LSU and Auburn won’t be angry so much as intent on affirming the achievements they have forged in recent seasons.

Florida might be angry, knowing that it expects to be a Final Four contender but fell well short of that standard this past season. Nevertheless, the Gators didn’t experience the sting of a final defeat. Other No. 8 or No. 9 seeds (UF probably would have been in that seed range) have shocked No. 1 seeds and made Cinderella Final Four runs. The Gators were probably talented enough to be a threat — not likely to go all the way to Atlanta for the 2020 Final Four, but possessing the resources to get hot and get on a roll.

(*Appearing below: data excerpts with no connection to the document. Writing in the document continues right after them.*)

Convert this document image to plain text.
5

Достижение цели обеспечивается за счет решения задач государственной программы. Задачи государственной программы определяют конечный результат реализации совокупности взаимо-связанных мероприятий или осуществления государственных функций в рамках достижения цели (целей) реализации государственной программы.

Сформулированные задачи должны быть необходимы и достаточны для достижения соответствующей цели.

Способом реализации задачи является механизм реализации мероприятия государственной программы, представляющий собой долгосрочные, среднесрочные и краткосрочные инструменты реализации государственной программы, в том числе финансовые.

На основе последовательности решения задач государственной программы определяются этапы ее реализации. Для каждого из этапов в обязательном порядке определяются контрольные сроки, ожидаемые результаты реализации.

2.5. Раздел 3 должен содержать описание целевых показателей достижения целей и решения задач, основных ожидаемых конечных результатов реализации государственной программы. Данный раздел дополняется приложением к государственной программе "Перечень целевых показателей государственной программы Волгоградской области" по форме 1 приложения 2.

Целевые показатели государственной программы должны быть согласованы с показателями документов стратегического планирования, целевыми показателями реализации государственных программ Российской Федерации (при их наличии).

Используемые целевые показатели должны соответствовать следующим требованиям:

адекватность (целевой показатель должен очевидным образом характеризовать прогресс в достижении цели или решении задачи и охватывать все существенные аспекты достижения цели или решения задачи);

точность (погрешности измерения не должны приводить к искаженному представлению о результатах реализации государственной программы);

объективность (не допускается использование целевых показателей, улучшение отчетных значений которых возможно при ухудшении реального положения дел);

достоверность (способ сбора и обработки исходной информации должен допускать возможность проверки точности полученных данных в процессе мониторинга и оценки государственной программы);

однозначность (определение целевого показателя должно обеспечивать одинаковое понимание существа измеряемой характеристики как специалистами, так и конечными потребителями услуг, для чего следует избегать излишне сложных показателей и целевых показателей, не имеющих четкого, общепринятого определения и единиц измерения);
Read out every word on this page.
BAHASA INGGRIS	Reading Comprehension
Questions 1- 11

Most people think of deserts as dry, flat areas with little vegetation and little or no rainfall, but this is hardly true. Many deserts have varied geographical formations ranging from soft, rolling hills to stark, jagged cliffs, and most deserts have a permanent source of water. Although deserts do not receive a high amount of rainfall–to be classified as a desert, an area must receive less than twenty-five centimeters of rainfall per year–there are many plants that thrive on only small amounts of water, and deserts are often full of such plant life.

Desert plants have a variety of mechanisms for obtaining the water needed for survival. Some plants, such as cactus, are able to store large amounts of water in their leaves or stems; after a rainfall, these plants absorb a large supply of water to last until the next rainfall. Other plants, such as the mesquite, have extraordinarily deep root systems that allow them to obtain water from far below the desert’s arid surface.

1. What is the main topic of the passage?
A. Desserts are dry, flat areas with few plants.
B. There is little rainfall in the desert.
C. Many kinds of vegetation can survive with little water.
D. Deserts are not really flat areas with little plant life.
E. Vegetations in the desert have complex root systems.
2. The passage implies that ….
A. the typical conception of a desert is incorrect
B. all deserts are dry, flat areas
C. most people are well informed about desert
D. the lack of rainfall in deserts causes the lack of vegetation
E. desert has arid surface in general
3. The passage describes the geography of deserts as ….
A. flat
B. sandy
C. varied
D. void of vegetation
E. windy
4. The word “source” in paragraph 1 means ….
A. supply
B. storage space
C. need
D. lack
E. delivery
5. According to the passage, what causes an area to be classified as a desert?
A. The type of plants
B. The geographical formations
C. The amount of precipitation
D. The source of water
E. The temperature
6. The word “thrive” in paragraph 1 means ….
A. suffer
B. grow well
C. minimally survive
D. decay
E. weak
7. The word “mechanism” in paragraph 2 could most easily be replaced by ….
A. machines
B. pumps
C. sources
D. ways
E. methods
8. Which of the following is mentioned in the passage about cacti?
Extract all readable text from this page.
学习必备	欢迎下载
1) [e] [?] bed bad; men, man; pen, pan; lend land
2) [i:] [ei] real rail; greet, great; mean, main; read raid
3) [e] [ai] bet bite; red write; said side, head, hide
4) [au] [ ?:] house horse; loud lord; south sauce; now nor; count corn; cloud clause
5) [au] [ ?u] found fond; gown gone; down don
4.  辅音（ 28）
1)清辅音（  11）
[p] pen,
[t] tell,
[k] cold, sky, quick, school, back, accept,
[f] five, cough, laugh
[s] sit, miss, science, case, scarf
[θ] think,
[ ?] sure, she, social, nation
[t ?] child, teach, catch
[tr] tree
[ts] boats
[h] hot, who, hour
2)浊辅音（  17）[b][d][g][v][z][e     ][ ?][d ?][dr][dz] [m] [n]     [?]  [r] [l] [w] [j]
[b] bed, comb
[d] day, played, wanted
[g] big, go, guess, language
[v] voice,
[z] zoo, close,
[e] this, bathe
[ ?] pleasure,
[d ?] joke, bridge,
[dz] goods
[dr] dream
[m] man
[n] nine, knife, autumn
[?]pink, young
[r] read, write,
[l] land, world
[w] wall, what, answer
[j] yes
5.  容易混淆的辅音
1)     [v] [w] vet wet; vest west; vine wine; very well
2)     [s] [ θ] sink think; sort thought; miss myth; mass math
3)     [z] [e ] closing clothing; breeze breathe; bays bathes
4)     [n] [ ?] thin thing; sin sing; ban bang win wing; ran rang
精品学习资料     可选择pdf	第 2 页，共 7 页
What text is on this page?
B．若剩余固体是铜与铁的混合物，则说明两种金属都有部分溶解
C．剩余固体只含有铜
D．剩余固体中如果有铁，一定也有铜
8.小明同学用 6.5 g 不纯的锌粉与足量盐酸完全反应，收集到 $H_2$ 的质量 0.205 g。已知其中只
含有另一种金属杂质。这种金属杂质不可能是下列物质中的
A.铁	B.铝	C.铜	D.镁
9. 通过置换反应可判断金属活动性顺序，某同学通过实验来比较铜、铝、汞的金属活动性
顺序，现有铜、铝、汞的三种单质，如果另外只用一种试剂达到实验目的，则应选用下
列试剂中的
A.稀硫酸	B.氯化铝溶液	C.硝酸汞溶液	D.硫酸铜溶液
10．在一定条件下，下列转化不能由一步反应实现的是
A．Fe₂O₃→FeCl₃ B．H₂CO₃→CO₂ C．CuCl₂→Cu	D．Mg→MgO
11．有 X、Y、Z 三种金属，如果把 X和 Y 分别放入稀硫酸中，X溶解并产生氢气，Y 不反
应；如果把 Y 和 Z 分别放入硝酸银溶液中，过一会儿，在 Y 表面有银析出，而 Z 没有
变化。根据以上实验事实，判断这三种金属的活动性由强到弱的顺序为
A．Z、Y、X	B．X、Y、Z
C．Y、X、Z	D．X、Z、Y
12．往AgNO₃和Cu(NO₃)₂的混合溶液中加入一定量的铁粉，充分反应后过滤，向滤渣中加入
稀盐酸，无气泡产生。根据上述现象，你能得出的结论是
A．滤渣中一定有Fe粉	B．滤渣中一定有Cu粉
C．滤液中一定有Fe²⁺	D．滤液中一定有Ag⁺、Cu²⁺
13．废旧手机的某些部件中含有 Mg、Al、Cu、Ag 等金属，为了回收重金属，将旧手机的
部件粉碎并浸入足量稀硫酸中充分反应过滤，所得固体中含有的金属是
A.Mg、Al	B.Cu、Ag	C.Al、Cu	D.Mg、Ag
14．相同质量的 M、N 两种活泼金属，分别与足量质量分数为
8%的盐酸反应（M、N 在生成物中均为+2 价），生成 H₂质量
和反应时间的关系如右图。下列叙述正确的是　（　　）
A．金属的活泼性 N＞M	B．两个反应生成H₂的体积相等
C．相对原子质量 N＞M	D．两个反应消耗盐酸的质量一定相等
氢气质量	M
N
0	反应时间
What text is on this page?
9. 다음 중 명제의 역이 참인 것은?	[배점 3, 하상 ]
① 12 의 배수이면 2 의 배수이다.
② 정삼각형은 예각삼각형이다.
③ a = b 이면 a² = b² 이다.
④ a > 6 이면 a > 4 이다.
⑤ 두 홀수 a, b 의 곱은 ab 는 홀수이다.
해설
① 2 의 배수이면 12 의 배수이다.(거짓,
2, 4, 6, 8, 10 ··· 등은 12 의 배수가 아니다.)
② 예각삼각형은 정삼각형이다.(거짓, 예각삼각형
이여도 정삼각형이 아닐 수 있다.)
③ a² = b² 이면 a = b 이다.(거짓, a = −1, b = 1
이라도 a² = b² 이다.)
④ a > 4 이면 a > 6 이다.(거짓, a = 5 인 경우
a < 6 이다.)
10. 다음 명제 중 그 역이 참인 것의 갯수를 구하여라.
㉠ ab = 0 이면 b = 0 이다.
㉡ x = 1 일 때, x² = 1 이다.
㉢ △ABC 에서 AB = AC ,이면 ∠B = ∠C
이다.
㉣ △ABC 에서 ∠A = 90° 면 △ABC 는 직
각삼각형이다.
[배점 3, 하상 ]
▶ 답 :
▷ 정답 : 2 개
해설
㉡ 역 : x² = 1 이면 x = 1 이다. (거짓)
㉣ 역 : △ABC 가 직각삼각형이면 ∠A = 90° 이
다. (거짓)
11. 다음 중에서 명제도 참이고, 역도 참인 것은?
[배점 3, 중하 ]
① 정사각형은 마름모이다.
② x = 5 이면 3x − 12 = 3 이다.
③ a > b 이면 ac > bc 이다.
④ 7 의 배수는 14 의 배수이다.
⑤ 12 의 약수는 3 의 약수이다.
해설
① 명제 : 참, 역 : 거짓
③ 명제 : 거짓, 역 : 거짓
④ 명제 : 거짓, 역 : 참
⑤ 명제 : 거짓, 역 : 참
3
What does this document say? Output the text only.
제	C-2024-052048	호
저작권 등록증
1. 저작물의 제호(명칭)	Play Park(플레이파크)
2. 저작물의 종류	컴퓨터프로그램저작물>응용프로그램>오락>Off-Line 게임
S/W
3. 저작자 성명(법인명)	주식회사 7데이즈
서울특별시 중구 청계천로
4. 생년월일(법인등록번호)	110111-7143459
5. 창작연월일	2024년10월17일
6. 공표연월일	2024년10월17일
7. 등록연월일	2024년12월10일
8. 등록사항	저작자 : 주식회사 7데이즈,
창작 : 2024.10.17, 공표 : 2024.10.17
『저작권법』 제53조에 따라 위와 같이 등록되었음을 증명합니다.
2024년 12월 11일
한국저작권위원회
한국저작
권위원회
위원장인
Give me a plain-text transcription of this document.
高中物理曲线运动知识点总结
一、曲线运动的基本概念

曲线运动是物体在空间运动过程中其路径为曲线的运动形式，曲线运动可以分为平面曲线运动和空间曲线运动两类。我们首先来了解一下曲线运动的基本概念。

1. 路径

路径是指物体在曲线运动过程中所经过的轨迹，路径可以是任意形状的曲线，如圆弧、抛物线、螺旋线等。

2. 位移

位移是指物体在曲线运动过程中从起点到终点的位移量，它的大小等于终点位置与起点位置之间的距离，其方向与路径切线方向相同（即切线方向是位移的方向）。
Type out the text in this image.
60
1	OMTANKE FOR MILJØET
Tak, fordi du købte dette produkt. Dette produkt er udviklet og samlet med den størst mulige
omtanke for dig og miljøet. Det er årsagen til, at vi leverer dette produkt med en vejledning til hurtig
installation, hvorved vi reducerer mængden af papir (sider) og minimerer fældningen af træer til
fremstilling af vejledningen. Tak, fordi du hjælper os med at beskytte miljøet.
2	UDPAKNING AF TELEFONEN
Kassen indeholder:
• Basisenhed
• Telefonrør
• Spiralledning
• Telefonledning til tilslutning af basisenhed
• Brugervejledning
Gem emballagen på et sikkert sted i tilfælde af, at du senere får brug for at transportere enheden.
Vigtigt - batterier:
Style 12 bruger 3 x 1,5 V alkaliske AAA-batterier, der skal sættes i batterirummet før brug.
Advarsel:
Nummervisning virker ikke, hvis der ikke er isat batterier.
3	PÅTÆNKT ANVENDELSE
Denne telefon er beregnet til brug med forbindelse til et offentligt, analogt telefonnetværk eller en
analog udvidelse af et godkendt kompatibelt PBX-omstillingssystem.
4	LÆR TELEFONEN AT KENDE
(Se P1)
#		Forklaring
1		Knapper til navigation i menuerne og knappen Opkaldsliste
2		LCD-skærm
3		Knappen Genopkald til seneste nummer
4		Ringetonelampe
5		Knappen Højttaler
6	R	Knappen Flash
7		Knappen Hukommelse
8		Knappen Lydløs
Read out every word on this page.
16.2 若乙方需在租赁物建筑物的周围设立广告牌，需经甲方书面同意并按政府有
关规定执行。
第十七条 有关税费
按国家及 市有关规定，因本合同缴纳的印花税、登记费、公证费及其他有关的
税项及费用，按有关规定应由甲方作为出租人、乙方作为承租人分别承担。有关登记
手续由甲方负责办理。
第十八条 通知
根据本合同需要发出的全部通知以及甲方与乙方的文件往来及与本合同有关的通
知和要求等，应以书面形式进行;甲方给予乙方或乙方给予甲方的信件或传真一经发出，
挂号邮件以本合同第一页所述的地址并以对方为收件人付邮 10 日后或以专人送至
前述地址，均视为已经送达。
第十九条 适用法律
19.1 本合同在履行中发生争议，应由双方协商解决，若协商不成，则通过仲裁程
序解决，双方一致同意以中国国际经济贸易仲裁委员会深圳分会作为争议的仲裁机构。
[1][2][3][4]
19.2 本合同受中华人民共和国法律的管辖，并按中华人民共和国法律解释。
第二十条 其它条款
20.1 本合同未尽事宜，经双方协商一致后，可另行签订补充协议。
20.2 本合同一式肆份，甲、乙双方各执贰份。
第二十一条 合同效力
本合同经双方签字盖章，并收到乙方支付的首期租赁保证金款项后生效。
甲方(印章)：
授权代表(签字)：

They never finished their journey in 2020, for better or worse.

Arkansas and Alabama had rocky seasons which showed how good their respective new coaches could potentially be. Yet, the Hogs and Tide didn’t finish their seasons so much as they drifted into the uncertainty of what might have been. They didn’t absorb the daggers of being snubbed on CBS on Selection Sunday; they probably both suspected a snub was coming, but not having the finality of a decision, revealed before the nation, leaves their stories unfinished.

For South Carolina, for Tennessee, for Mississippi State, the NIT was a probable destination, but they’ll never fully know if they would have been given the chance to do more.

It’s not a typical circumstance, and so it won’t be a typical year when the next SEC college hoops season begins.

Following an unfinished season and an NCAA Tournament which never happened, no one will be taking the court with recent memories of bitterness or betrayal, only a desire to take the next step, a step which might lead to closure at the end of a season which has a genuine denouement.